A Cal Poly Pomona team captured first place in the Friends of Amateur Rocketry (FAR) 1030 Rocketry Competition when its rocket soared to 24,000 feet, setting a school record. The team with the second highest launch was the University of Central Florida at 21,350 feet.
The 14-foot-tall Bronco rocket, with student-designed and manufactured motors, weighed close to 130 pounds at liftoff and carried a small rover. It was constructed mostly out of convolute-wound carbon fiber, with the motor casing and fin assembly almost exclusively made out of aluminum.
The team consisted of approximately 25 students from the university’s Undergraduate Missiles, Ballistics, and Rocketry Association (UMBRA), divided into subteams such as aerodynamics, systems engineering, structures, avionics, payload and propulsion.
Design of the rocket started in September, and the team fabricated the first components in early December.
“We designed, mixed, and processed our own motors at an offsite facility,” said James McPherson, a junior majoring in aerospace engineering who served as the propulsion lead engineer. The self-built motor gave the team 1,000 extra points in the event.
“The components, such as the nozzle and casing, were all student-designed and manufactured… It produced a peak thrust of 1,300 pounds of force over the course of a 5.5 second burn.
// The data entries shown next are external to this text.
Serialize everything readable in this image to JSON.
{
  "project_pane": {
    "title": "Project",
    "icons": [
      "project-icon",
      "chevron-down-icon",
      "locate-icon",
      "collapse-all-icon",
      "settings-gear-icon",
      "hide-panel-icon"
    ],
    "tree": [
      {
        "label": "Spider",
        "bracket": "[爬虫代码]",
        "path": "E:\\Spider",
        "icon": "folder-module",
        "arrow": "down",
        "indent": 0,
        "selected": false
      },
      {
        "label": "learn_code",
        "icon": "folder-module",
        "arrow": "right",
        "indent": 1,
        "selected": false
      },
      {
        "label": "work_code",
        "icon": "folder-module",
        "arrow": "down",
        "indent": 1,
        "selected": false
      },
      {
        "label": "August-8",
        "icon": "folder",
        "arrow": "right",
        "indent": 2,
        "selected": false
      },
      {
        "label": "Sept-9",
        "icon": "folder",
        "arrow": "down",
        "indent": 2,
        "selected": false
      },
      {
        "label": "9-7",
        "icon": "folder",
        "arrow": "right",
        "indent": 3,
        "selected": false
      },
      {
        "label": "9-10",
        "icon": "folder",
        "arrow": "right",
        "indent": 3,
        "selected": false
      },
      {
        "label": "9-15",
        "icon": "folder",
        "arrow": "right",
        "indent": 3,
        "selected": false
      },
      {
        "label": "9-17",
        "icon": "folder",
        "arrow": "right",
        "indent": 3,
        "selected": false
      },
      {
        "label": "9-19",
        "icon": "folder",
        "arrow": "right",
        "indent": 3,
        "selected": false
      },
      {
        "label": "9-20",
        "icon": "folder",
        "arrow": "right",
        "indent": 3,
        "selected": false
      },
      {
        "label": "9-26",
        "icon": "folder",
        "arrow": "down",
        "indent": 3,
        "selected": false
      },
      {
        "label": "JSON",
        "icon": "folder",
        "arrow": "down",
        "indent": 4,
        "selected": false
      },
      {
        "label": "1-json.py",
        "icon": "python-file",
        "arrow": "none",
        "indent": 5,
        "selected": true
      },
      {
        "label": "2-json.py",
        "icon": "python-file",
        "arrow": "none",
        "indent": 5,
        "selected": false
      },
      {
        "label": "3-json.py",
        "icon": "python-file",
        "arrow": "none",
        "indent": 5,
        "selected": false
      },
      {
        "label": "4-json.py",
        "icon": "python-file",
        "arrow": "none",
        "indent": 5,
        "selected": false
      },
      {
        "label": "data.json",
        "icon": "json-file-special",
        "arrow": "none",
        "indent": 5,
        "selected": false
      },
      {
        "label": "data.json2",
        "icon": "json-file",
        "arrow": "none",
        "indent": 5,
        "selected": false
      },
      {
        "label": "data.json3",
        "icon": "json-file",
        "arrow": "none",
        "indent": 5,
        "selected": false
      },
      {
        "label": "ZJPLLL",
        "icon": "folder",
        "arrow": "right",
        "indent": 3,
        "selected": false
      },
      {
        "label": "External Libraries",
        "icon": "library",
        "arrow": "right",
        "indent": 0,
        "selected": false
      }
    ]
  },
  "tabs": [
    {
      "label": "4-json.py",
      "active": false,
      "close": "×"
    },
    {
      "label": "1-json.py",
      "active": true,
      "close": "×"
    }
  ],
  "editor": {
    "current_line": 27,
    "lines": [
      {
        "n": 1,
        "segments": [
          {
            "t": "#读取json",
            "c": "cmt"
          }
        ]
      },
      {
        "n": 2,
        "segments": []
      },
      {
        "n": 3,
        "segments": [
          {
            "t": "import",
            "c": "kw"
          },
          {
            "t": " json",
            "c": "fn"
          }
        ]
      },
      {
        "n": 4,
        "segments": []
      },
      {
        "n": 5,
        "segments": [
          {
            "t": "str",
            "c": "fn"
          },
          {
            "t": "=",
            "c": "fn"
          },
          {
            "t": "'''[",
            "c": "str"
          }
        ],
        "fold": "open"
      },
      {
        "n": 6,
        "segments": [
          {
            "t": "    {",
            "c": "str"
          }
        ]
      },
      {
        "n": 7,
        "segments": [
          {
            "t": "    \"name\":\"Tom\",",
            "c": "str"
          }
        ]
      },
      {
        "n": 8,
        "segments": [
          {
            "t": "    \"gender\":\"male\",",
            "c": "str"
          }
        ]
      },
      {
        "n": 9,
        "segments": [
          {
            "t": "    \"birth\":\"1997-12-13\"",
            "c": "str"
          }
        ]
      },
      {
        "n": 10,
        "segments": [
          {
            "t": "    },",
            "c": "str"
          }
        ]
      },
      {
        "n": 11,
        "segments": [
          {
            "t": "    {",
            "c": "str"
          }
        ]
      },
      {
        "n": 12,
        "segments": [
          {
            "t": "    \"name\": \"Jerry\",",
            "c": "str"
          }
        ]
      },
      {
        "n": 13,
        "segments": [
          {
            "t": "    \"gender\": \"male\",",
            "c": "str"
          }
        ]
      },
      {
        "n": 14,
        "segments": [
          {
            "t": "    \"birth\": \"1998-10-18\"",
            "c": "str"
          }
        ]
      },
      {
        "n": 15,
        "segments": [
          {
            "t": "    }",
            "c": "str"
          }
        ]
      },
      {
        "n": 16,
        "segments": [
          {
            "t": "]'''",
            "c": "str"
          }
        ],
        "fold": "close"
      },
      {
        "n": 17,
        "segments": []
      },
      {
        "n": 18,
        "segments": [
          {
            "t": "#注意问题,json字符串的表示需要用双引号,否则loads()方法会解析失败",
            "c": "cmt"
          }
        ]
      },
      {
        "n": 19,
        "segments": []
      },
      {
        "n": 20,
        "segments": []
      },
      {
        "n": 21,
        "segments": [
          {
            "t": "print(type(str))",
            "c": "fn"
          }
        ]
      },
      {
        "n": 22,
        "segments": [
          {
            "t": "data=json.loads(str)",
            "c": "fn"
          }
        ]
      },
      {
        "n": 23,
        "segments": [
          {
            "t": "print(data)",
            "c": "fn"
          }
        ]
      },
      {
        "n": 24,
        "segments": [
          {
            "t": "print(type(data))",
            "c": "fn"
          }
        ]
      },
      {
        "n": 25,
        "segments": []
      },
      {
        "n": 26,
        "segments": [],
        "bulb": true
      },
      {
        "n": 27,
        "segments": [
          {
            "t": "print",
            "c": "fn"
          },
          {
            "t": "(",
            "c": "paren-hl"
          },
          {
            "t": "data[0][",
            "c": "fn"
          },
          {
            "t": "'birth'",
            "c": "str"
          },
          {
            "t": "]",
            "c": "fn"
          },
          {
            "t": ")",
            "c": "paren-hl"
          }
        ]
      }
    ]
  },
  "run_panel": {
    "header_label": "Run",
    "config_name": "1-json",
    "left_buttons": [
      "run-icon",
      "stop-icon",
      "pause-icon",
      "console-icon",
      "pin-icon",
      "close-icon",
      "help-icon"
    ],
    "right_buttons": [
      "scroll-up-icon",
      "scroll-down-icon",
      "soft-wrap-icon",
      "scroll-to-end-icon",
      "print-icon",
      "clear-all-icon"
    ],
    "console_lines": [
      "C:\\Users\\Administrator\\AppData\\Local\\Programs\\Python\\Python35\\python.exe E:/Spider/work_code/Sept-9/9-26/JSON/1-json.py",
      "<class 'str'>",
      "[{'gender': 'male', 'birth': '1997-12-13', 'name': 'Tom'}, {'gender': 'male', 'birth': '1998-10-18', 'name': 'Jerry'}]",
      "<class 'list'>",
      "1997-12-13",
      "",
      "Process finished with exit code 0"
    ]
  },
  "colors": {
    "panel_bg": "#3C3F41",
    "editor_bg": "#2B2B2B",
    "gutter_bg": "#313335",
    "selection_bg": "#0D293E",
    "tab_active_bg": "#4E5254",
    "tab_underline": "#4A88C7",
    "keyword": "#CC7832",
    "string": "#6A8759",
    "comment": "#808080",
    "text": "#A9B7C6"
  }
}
We produced one for a static test fire, which was conducted successfully at the FAR site in the Mojave Desert, and then one for flight.”
The students also formulated their own fuel, an Ammonium Perchlorate Composite Propellant (APCP), which is similar to the fuel in the boosters used on the space shuttle and the upcoming Space Launch System (SLS), said McPherson.
“There are… small secret ingredients that give us a boost in performance, but that’s proprietary information,” he added.
“To do something spectacular required unconventional methods,” said Demetrious Jarvis, payload lead engineer, president of UMBRA and a senior majoring in aerospace engineering. “It is amazing what can be accomplished when no one cares who gets the credit.”
Not everything went smoothly though.
“Manufacturing errors were the most challenging thing, especially when the thing you expect to be round…isn’t,” said senior Joshua Fofrich, the team manager.
Junior Cameron Harrington, the propulsion deputy engineer saw the challenges as an opportunity to learn under pressure.
“Being able to overcome technical complications at the drop of a dime, and developing that skill, was a perfect example of the learn-by-doing mentality that I got to see applied to real-world challenges,” Harrington said.
McPherson emphasized flexibility and teamwork to overcome the challenges.
“It’s the things you don’t anticipate that will slow you down,” said McPherson. “You think you have it all planned out and then you’re hit with a curveball; it helps to have a brilliant team to work through those curveballs and get back on track.
“The feeling of creating something that extreme that you put so much effort into, and seeing it take off, with the roar from the engine rumbling through your body, that was definitely the best part.”
UMBRA has well over a hundred members, who meet throughout the year to discuss rocketry, have fun, and enjoy being part of a diverse community of students from all majors, united by a passion for rockets and space. They offer workshops and organize field trips, but the biggest draw for aspiring engineers is the pro-teams, which are open to almost anyone. The pro-teams, with oversight from aerospace faculty, enter competitions such as the NASA University Student Launch Initiative, FAR1030-5R, Spaceport America Cup, and several others.
Professor Donald Edberg, aerospace engineering, is UMBRA club advisor. Team sponsors include: Coast Aluminum, Boeing, EggTimer Rocketry, Paramedic Parachutes, West System, Mil-Spec Industries, and the Mt. Sac Mountie Makerspace provided machining services.